Knackpunkt der Verhandlungen war wie erwartet der SPD-Plan für einen „Sockelbergbau“ (taz berichtete). Während die CDU-regierten Länder NRW und Saarland die Kohleförderung im kommenden Jahrzehnt komplett beenden wollen, haben sich die Sozialdemokraten aus energie- und wirtschaftspolitischen Gründen auf einen Grundsockel von jährlich sechs bis zehn Millionen Tonnen Kohle festgelegt. In der gestrigen Verhandlungsrunde vertrat laut Teilnehmerberichten auch SPD-Bundesfinanzminister Peer Steinbrück diese Parteiposition – obwohl er pro Jahr 2,5 Milliarden Euro Subventionen für die Kohle zahlt.

Ein auch von Steinbrücks Beamten mitverfasstes Eckpunktepapier, das ein Ende der Förderung zwischen 2012 und 2018 vorsah, wurde nicht beschlossen. Statt dessen sagte Wirtschaftsminister Glos, nun solle auch die Möglichkeit eines Rest-Bergbaus auf niedrigem Niveau geprüft werden. „Das könnte der Kompromiss sein – der Umfang des Sockelbergbaus“, heißt es aus der SPD-Bundestagsfraktion. Die Grundsatzentscheidung pro Steinkohle-Bergbau sei „nicht verhandelbar“.
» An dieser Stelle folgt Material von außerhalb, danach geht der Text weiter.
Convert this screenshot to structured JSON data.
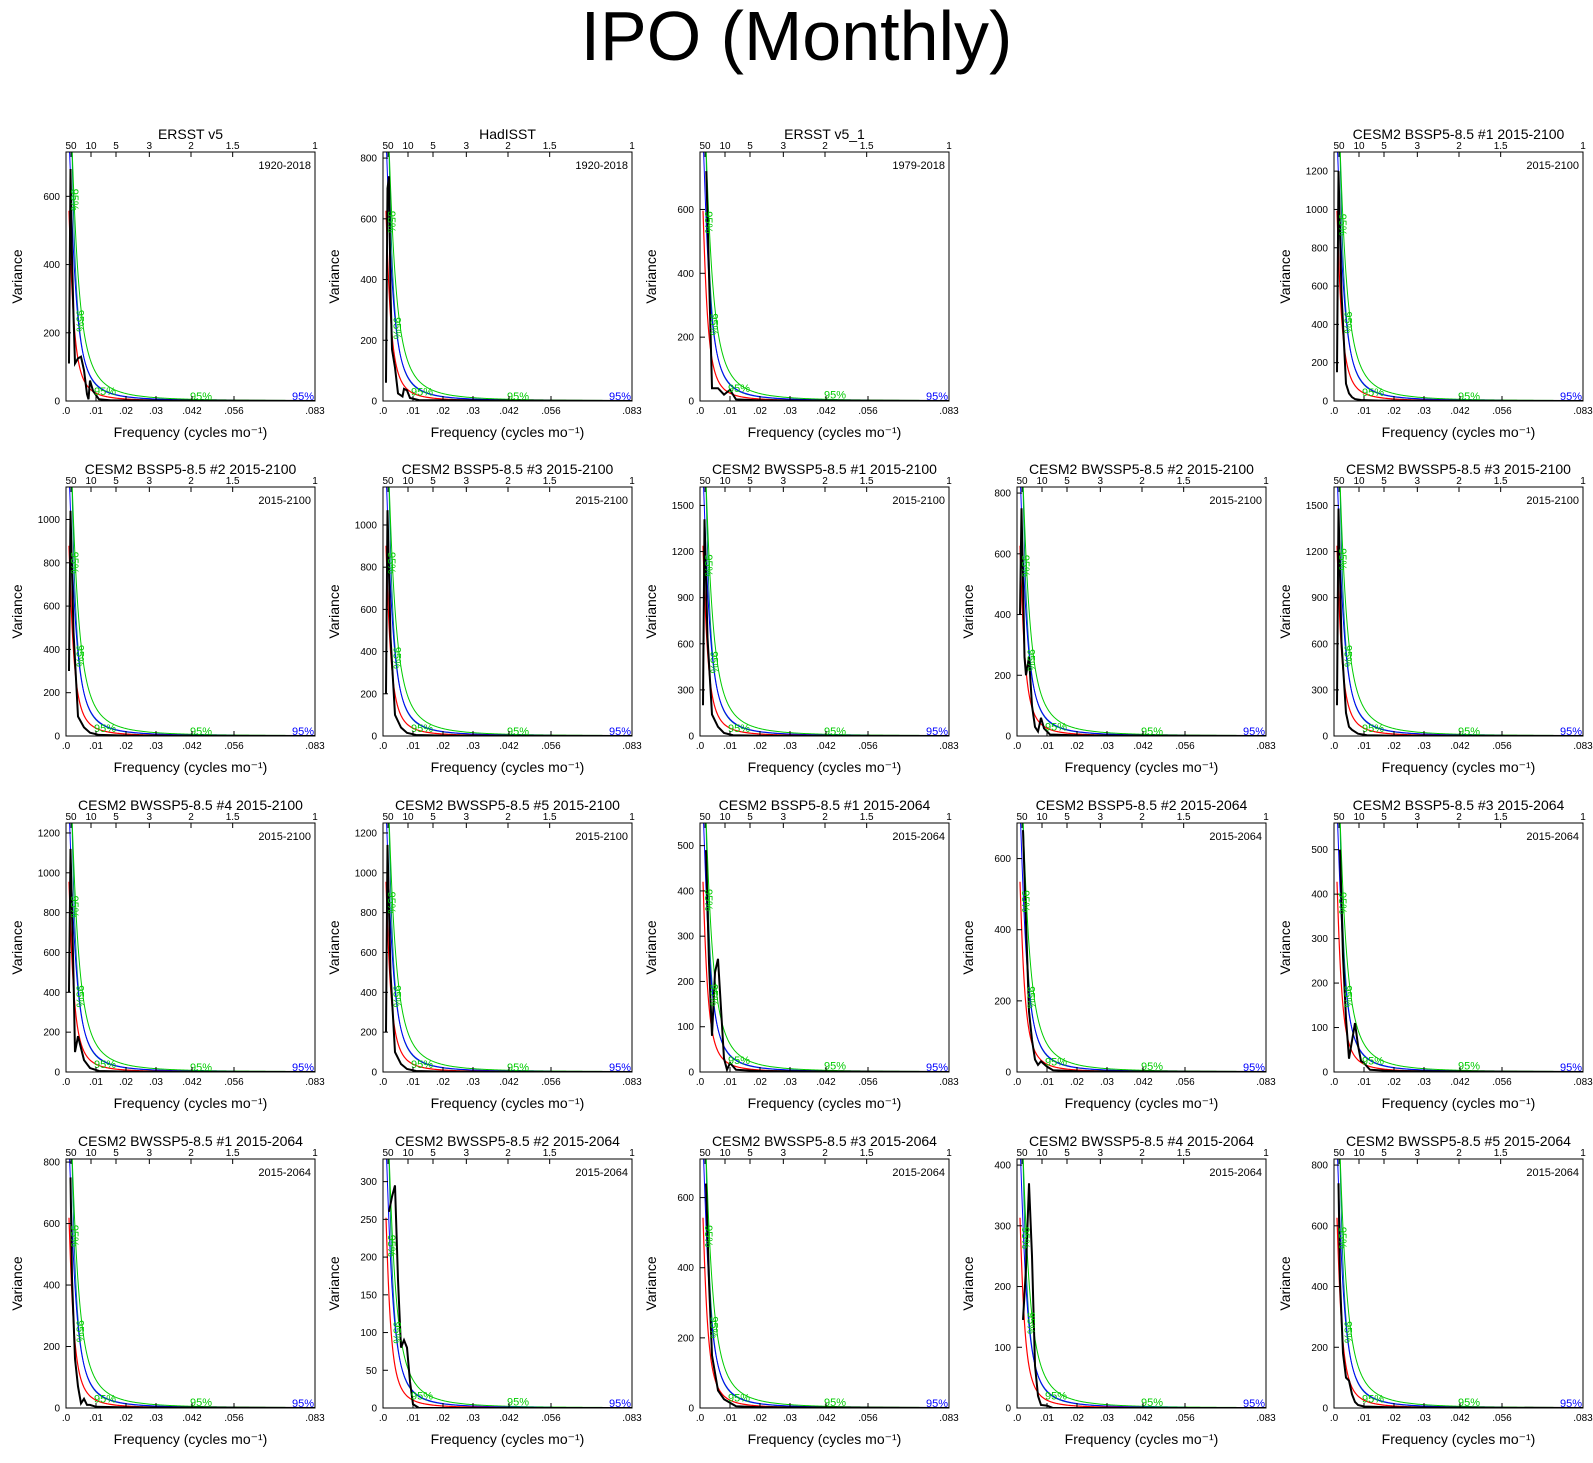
{
  "page": {
    "title": "IPO (Monthly)"
  },
  "colors": {
    "spectrum": "#000000",
    "red_noise": "#ff0000",
    "sig_90": "#0000ff",
    "sig_95": "#00cc00",
    "markov": "#008080"
  },
  "chart_data": [
    {
      "type": "line",
      "title": "ERSST v5",
      "period": "1920-2018",
      "xlabel": "Frequency (cycles mo⁻¹)",
      "ylabel": "Variance",
      "ylim": [
        0,
        730
      ],
      "yticks": [
        0,
        200,
        400,
        600
      ],
      "r0": 730,
      "spike": "ersst",
      "sig_label": "95%",
      "sig_label_90": "95%",
      "sig_ypos": [
        590,
        235,
        15,
        0,
        0
      ]
    },
    {
      "type": "line",
      "title": "HadISST",
      "period": "1920-2018",
      "xlabel": "Frequency (cycles mo⁻¹)",
      "ylabel": "Variance",
      "ylim": [
        0,
        820
      ],
      "yticks": [
        0,
        200,
        400,
        600,
        800
      ],
      "r0": 820,
      "spike": "had",
      "sig_label": "95%",
      "sig_label_90": "95%",
      "sig_ypos": [
        590,
        240,
        15,
        0,
        0
      ]
    },
    {
      "type": "line",
      "title": "ERSST v5_1",
      "period": "1979-2018",
      "xlabel": "Frequency (cycles mo⁻¹)",
      "ylabel": "Variance",
      "ylim": [
        0,
        780
      ],
      "yticks": [
        0,
        200,
        400,
        600
      ],
      "r0": 780,
      "spike": "e51",
      "sig_label": "95%",
      "sig_label_90": "95%",
      "sig_ypos": [
        560,
        240,
        25,
        5,
        0
      ]
    },
    null,
    {
      "type": "line",
      "title": "CESM2 BSSP5-8.5 #1 2015-2100",
      "period": "2015-2100",
      "xlabel": "Frequency (cycles mo⁻¹)",
      "ylabel": "Variance",
      "ylim": [
        0,
        1300
      ],
      "yticks": [
        0,
        200,
        400,
        600,
        800,
        1000,
        1200
      ],
      "r0": 1300,
      "spike": "b1",
      "sig_label": "95%",
      "sig_label_90": "95%",
      "sig_ypos": [
        920,
        410,
        20,
        0,
        0
      ]
    },
    {
      "type": "line",
      "title": "CESM2 BSSP5-8.5 #2 2015-2100",
      "period": "2015-2100",
      "xlabel": "Frequency (cycles mo⁻¹)",
      "ylabel": "Variance",
      "ylim": [
        0,
        1150
      ],
      "yticks": [
        0,
        200,
        400,
        600,
        800,
        1000
      ],
      "r0": 1150,
      "spike": "b2",
      "sig_label": "95%",
      "sig_label_90": "95%",
      "sig_ypos": [
        800,
        370,
        15,
        0,
        0
      ]
    },
    {
      "type": "line",
      "title": "CESM2 BSSP5-8.5 #3 2015-2100",
      "period": "2015-2100",
      "xlabel": "Frequency (cycles mo⁻¹)",
      "ylabel": "Variance",
      "ylim": [
        0,
        1180
      ],
      "yticks": [
        0,
        200,
        400,
        600,
        800,
        1000
      ],
      "r0": 1180,
      "spike": "b3",
      "sig_label": "95%",
      "sig_label_90": "95%",
      "sig_ypos": [
        820,
        370,
        15,
        0,
        0
      ]
    },
    {
      "type": "line",
      "title": "CESM2 BWSSP5-8.5 #1 2015-2100",
      "period": "2015-2100",
      "xlabel": "Frequency (cycles mo⁻¹)",
      "ylabel": "Variance",
      "ylim": [
        0,
        1620
      ],
      "yticks": [
        0,
        300,
        600,
        900,
        1200,
        1500
      ],
      "r0": 1620,
      "spike": "w1",
      "sig_label": "95%",
      "sig_label_90": "95%",
      "sig_ypos": [
        1110,
        480,
        20,
        0,
        0
      ]
    },
    {
      "type": "line",
      "title": "CESM2 BWSSP5-8.5 #2 2015-2100",
      "period": "2015-2100",
      "xlabel": "Frequency (cycles mo⁻¹)",
      "ylabel": "Variance",
      "ylim": [
        0,
        820
      ],
      "yticks": [
        0,
        200,
        400,
        600,
        800
      ],
      "r0": 820,
      "spike": "w2",
      "sig_label": "95%",
      "sig_label_90": "95%",
      "sig_ypos": [
        560,
        250,
        15,
        0,
        0
      ]
    },
    {
      "type": "line",
      "title": "CESM2 BWSSP5-8.5 #3 2015-2100",
      "period": "2015-2100",
      "xlabel": "Frequency (cycles mo⁻¹)",
      "ylabel": "Variance",
      "ylim": [
        0,
        1620
      ],
      "yticks": [
        0,
        300,
        600,
        900,
        1200,
        1500
      ],
      "r0": 1620,
      "spike": "w3",
      "sig_label": "95%",
      "sig_label_90": "95%",
      "sig_ypos": [
        1150,
        520,
        20,
        0,
        0
      ]
    },
    {
      "type": "line",
      "title": "CESM2 BWSSP5-8.5 #4 2015-2100",
      "period": "2015-2100",
      "xlabel": "Frequency (cycles mo⁻¹)",
      "ylabel": "Variance",
      "ylim": [
        0,
        1250
      ],
      "yticks": [
        0,
        200,
        400,
        600,
        800,
        1000,
        1200
      ],
      "r0": 1250,
      "spike": "w4",
      "sig_label": "95%",
      "sig_label_90": "95%",
      "sig_ypos": [
        830,
        380,
        15,
        0,
        0
      ]
    },
    {
      "type": "line",
      "title": "CESM2 BWSSP5-8.5 #5 2015-2100",
      "period": "2015-2100",
      "xlabel": "Frequency (cycles mo⁻¹)",
      "ylabel": "Variance",
      "ylim": [
        0,
        1250
      ],
      "yticks": [
        0,
        200,
        400,
        600,
        800,
        1000,
        1200
      ],
      "r0": 1250,
      "spike": "w5",
      "sig_label": "95%",
      "sig_label_90": "95%",
      "sig_ypos": [
        850,
        380,
        15,
        0,
        0
      ]
    },
    {
      "type": "line",
      "title": "CESM2 BSSP5-8.5 #1 2015-2064",
      "period": "2015-2064",
      "xlabel": "Frequency (cycles mo⁻¹)",
      "ylabel": "Variance",
      "ylim": [
        0,
        550
      ],
      "yticks": [
        0,
        100,
        200,
        300,
        400,
        500
      ],
      "r0": 550,
      "spike": "b1s",
      "sig_label": "95%",
      "sig_label_90": "95%",
      "sig_ypos": [
        380,
        170,
        15,
        3,
        0
      ]
    },
    {
      "type": "line",
      "title": "CESM2 BSSP5-8.5 #2 2015-2064",
      "period": "2015-2064",
      "xlabel": "Frequency (cycles mo⁻¹)",
      "ylabel": "Variance",
      "ylim": [
        0,
        700
      ],
      "yticks": [
        0,
        200,
        400,
        600
      ],
      "r0": 700,
      "spike": "b2s",
      "sig_label": "95%",
      "sig_label_90": "95%",
      "sig_ypos": [
        480,
        210,
        15,
        3,
        0
      ]
    },
    {
      "type": "line",
      "title": "CESM2 BSSP5-8.5 #3 2015-2064",
      "period": "2015-2064",
      "xlabel": "Frequency (cycles mo⁻¹)",
      "ylabel": "Variance",
      "ylim": [
        0,
        560
      ],
      "yticks": [
        0,
        100,
        200,
        300,
        400,
        500
      ],
      "r0": 560,
      "spike": "b3s",
      "sig_label": "95%",
      "sig_label_90": "95%",
      "sig_ypos": [
        380,
        170,
        15,
        3,
        0
      ]
    },
    {
      "type": "line",
      "title": "CESM2 BWSSP5-8.5 #1 2015-2064",
      "period": "2015-2064",
      "xlabel": "Frequency (cycles mo⁻¹)",
      "ylabel": "Variance",
      "ylim": [
        0,
        810
      ],
      "yticks": [
        0,
        200,
        400,
        600,
        800
      ],
      "r0": 810,
      "spike": "w1s",
      "sig_label": "95%",
      "sig_label_90": "95%",
      "sig_ypos": [
        560,
        250,
        15,
        3,
        0
      ]
    },
    {
      "type": "line",
      "title": "CESM2 BWSSP5-8.5 #2 2015-2064",
      "period": "2015-2064",
      "xlabel": "Frequency (cycles mo⁻¹)",
      "ylabel": "Variance",
      "ylim": [
        0,
        330
      ],
      "yticks": [
        0,
        50,
        100,
        150,
        200,
        250,
        300
      ],
      "r0": 330,
      "spike": "w2s",
      "sig_label": "95%",
      "sig_label_90": "95%",
      "sig_ypos": [
        215,
        100,
        10,
        2,
        0
      ]
    },
    {
      "type": "line",
      "title": "CESM2 BWSSP5-8.5 #3 2015-2064",
      "period": "2015-2064",
      "xlabel": "Frequency (cycles mo⁻¹)",
      "ylabel": "Variance",
      "ylim": [
        0,
        710
      ],
      "yticks": [
        0,
        200,
        400,
        600
      ],
      "r0": 710,
      "spike": "w3s",
      "sig_label": "95%",
      "sig_label_90": "95%",
      "sig_ypos": [
        490,
        230,
        15,
        3,
        0
      ]
    },
    {
      "type": "line",
      "title": "CESM2 BWSSP5-8.5 #4 2015-2064",
      "period": "2015-2064",
      "xlabel": "Frequency (cycles mo⁻¹)",
      "ylabel": "Variance",
      "ylim": [
        0,
        410
      ],
      "yticks": [
        0,
        100,
        200,
        300,
        400
      ],
      "r0": 410,
      "spike": "w4s",
      "sig_label": "95%",
      "sig_label_90": "95%",
      "sig_ypos": [
        280,
        140,
        12,
        2,
        0
      ]
    },
    {
      "type": "line",
      "title": "CESM2 BWSSP5-8.5 #5 2015-2064",
      "period": "2015-2064",
      "xlabel": "Frequency (cycles mo⁻¹)",
      "ylabel": "Variance",
      "ylim": [
        0,
        820
      ],
      "yticks": [
        0,
        200,
        400,
        600,
        800
      ],
      "r0": 820,
      "spike": "w5s",
      "sig_label": "95%",
      "sig_label_90": "95%",
      "sig_ypos": [
        560,
        250,
        15,
        3,
        0
      ]
    }
  ],
  "axes": {
    "x_ticks": [
      0,
      0.01,
      0.02,
      0.03,
      0.042,
      0.056,
      0.083
    ],
    "x_tick_labels": [
      ".0",
      ".01",
      ".02",
      ".03",
      ".042",
      ".056",
      ".083"
    ],
    "x_max": 0.083,
    "period_ticks": [
      50,
      10,
      5,
      3,
      2,
      1.5,
      1
    ],
    "period_tick_labels": [
      "50",
      "10",
      "5",
      "3",
      "2",
      "1.5",
      "1"
    ]
  },
  "spectra": {
    "ersst": [
      [
        0.001,
        110
      ],
      [
        0.0015,
        680
      ],
      [
        0.002,
        420
      ],
      [
        0.0025,
        250
      ],
      [
        0.003,
        110
      ],
      [
        0.004,
        125
      ],
      [
        0.005,
        130
      ],
      [
        0.006,
        90
      ],
      [
        0.007,
        20
      ],
      [
        0.0075,
        5
      ],
      [
        0.008,
        60
      ],
      [
        0.009,
        30
      ],
      [
        0.011,
        5
      ],
      [
        0.015,
        2
      ],
      [
        0.083,
        0
      ]
    ],
    "had": [
      [
        0.001,
        60
      ],
      [
        0.0015,
        700
      ],
      [
        0.002,
        740
      ],
      [
        0.0025,
        360
      ],
      [
        0.003,
        170
      ],
      [
        0.004,
        110
      ],
      [
        0.005,
        25
      ],
      [
        0.0065,
        15
      ],
      [
        0.007,
        40
      ],
      [
        0.008,
        35
      ],
      [
        0.009,
        10
      ],
      [
        0.012,
        3
      ],
      [
        0.083,
        0
      ]
    ],
    "e51": [
      [
        0.0021,
        720
      ],
      [
        0.004,
        40
      ],
      [
        0.006,
        40
      ],
      [
        0.008,
        20
      ],
      [
        0.01,
        35
      ],
      [
        0.012,
        5
      ],
      [
        0.02,
        2
      ],
      [
        0.083,
        0
      ]
    ],
    "b1": [
      [
        0.001,
        150
      ],
      [
        0.0015,
        1200
      ],
      [
        0.0025,
        560
      ],
      [
        0.004,
        90
      ],
      [
        0.005,
        40
      ],
      [
        0.006,
        20
      ],
      [
        0.007,
        10
      ],
      [
        0.009,
        5
      ],
      [
        0.015,
        2
      ],
      [
        0.083,
        0
      ]
    ],
    "b2": [
      [
        0.001,
        300
      ],
      [
        0.0015,
        1040
      ],
      [
        0.0025,
        480
      ],
      [
        0.004,
        90
      ],
      [
        0.006,
        40
      ],
      [
        0.008,
        15
      ],
      [
        0.011,
        5
      ],
      [
        0.02,
        2
      ],
      [
        0.083,
        0
      ]
    ],
    "b3": [
      [
        0.001,
        200
      ],
      [
        0.0015,
        1070
      ],
      [
        0.0025,
        470
      ],
      [
        0.004,
        100
      ],
      [
        0.006,
        40
      ],
      [
        0.008,
        15
      ],
      [
        0.011,
        5
      ],
      [
        0.02,
        2
      ],
      [
        0.083,
        0
      ]
    ],
    "w1": [
      [
        0.001,
        200
      ],
      [
        0.0015,
        1410
      ],
      [
        0.0025,
        640
      ],
      [
        0.004,
        140
      ],
      [
        0.006,
        60
      ],
      [
        0.008,
        20
      ],
      [
        0.011,
        5
      ],
      [
        0.02,
        2
      ],
      [
        0.083,
        0
      ]
    ],
    "w2": [
      [
        0.001,
        400
      ],
      [
        0.0015,
        750
      ],
      [
        0.0025,
        260
      ],
      [
        0.003,
        200
      ],
      [
        0.004,
        260
      ],
      [
        0.005,
        100
      ],
      [
        0.006,
        30
      ],
      [
        0.007,
        15
      ],
      [
        0.008,
        60
      ],
      [
        0.009,
        25
      ],
      [
        0.011,
        5
      ],
      [
        0.02,
        2
      ],
      [
        0.083,
        0
      ]
    ],
    "w3": [
      [
        0.001,
        200
      ],
      [
        0.0015,
        1480
      ],
      [
        0.0025,
        610
      ],
      [
        0.004,
        150
      ],
      [
        0.005,
        60
      ],
      [
        0.006,
        40
      ],
      [
        0.008,
        15
      ],
      [
        0.011,
        5
      ],
      [
        0.02,
        2
      ],
      [
        0.083,
        0
      ]
    ],
    "w4": [
      [
        0.001,
        400
      ],
      [
        0.0015,
        1120
      ],
      [
        0.0025,
        480
      ],
      [
        0.003,
        100
      ],
      [
        0.004,
        180
      ],
      [
        0.005,
        120
      ],
      [
        0.006,
        60
      ],
      [
        0.008,
        20
      ],
      [
        0.011,
        5
      ],
      [
        0.02,
        2
      ],
      [
        0.083,
        0
      ]
    ],
    "w5": [
      [
        0.001,
        200
      ],
      [
        0.0015,
        1140
      ],
      [
        0.0025,
        500
      ],
      [
        0.004,
        100
      ],
      [
        0.006,
        40
      ],
      [
        0.008,
        15
      ],
      [
        0.011,
        5
      ],
      [
        0.02,
        2
      ],
      [
        0.083,
        0
      ]
    ],
    "b1s": [
      [
        0.002,
        490
      ],
      [
        0.003,
        240
      ],
      [
        0.004,
        80
      ],
      [
        0.005,
        220
      ],
      [
        0.006,
        250
      ],
      [
        0.007,
        140
      ],
      [
        0.008,
        30
      ],
      [
        0.009,
        5
      ],
      [
        0.01,
        20
      ],
      [
        0.012,
        5
      ],
      [
        0.02,
        2
      ],
      [
        0.083,
        0
      ]
    ],
    "b2s": [
      [
        0.002,
        680
      ],
      [
        0.003,
        420
      ],
      [
        0.004,
        170
      ],
      [
        0.005,
        90
      ],
      [
        0.006,
        35
      ],
      [
        0.007,
        20
      ],
      [
        0.008,
        30
      ],
      [
        0.01,
        15
      ],
      [
        0.012,
        5
      ],
      [
        0.02,
        2
      ],
      [
        0.083,
        0
      ]
    ],
    "b3s": [
      [
        0.002,
        500
      ],
      [
        0.003,
        260
      ],
      [
        0.004,
        120
      ],
      [
        0.005,
        30
      ],
      [
        0.006,
        70
      ],
      [
        0.007,
        110
      ],
      [
        0.008,
        60
      ],
      [
        0.009,
        25
      ],
      [
        0.01,
        20
      ],
      [
        0.012,
        5
      ],
      [
        0.02,
        2
      ],
      [
        0.083,
        0
      ]
    ],
    "w1s": [
      [
        0.0015,
        750
      ],
      [
        0.002,
        420
      ],
      [
        0.003,
        160
      ],
      [
        0.004,
        70
      ],
      [
        0.005,
        15
      ],
      [
        0.006,
        30
      ],
      [
        0.007,
        10
      ],
      [
        0.008,
        10
      ],
      [
        0.01,
        4
      ],
      [
        0.02,
        2
      ],
      [
        0.083,
        0
      ]
    ],
    "w2s": [
      [
        0.002,
        260
      ],
      [
        0.003,
        280
      ],
      [
        0.004,
        295
      ],
      [
        0.005,
        170
      ],
      [
        0.006,
        80
      ],
      [
        0.007,
        90
      ],
      [
        0.008,
        80
      ],
      [
        0.009,
        35
      ],
      [
        0.01,
        5
      ],
      [
        0.012,
        0
      ],
      [
        0.083,
        0
      ]
    ],
    "w3s": [
      [
        0.002,
        640
      ],
      [
        0.003,
        360
      ],
      [
        0.004,
        150
      ],
      [
        0.006,
        50
      ],
      [
        0.008,
        25
      ],
      [
        0.01,
        15
      ],
      [
        0.012,
        5
      ],
      [
        0.02,
        2
      ],
      [
        0.083,
        0
      ]
    ],
    "w4s": [
      [
        0.002,
        145
      ],
      [
        0.003,
        230
      ],
      [
        0.004,
        370
      ],
      [
        0.005,
        250
      ],
      [
        0.006,
        70
      ],
      [
        0.007,
        20
      ],
      [
        0.008,
        5
      ],
      [
        0.01,
        4
      ],
      [
        0.012,
        0
      ],
      [
        0.083,
        0
      ]
    ],
    "w5s": [
      [
        0.0015,
        740
      ],
      [
        0.002,
        420
      ],
      [
        0.003,
        180
      ],
      [
        0.004,
        100
      ],
      [
        0.005,
        90
      ],
      [
        0.006,
        45
      ],
      [
        0.007,
        20
      ],
      [
        0.008,
        10
      ],
      [
        0.01,
        5
      ],
      [
        0.02,
        2
      ],
      [
        0.083,
        0
      ]
    ]
  }
}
Auch die Bergbaugewerkschaft IG BCE will weiter für den Sockelbergbau kämpfen. Angesichts weltweiter Verteilungskämpfe brauche „Deutschland langfristig die Fähigkeit zur Förderung von Steinkohle“, sagte IG BCE-Chef Hubertus Schmoldt. Er bedankte sich bei der SPD für die Unterstützung. Zugleich bedauerte Schmoldt, dass es bei dem Spitzentreffen „nicht gelungen ist, alle Teilnehmer von der Richtigkeit unserer Argumente zu überzeugen“. RAG-Chef Werner Müller schien er nicht zu meinen. Eine Konzernsprecherin sagte knapp, die Sitzung sei gut verlaufen; außerdem hoffe sie, dass es „konstruktiv“ weiter gehen werde.

Die NRW-Landesregierung nimmt derweil die RAG in die Pflicht. „Nordrhein-Westfalen unterstützt die Pläne für den Börsengang der RAG“, sagte CDU-Ministerpräsident Jürgen Rüttgers. Dazu sei das Ende des subventionierten Bergbaus erforderlich. „Wir brauchen schnelle Klarheit für die Beschäftigten und für das Unternehmen und setzen uns deswegen für eine zeitnahe Einigung ein“, so Rüttgers. Der Koalitionspartner FDP attackierte die Sozialdemokraten: „Die SPD hat das Gespräch mit ihrer völlig unrealistischen Forderung nach einem Sockelbergbau scheitern lassen“, sagte Fraktionschef Gerhard Papke.

„Die Verschiebung der Entscheidung über den Ausstieg aus der Steinkohle ist keine gute Nachricht“, sagte auch Reiner Priggen, grüner Fraktionsvize im Düsseldorfer Landtag. Die Vertagung der Berliner Gespräche sei schlecht für die betroffenen Kommunen, lasse die Bergleute in Unklarheit und bedeute „ein schlechtes Signal für den geplanten Börsengang der RAG“. Die grüne Bundestagsfraktion forderte den „Ausstieg aus der Kohleförderung ab 2012“. Für die restlichen Bergleute solle dann ein „Beschäftigungsprogramm“ aufgelegt werden.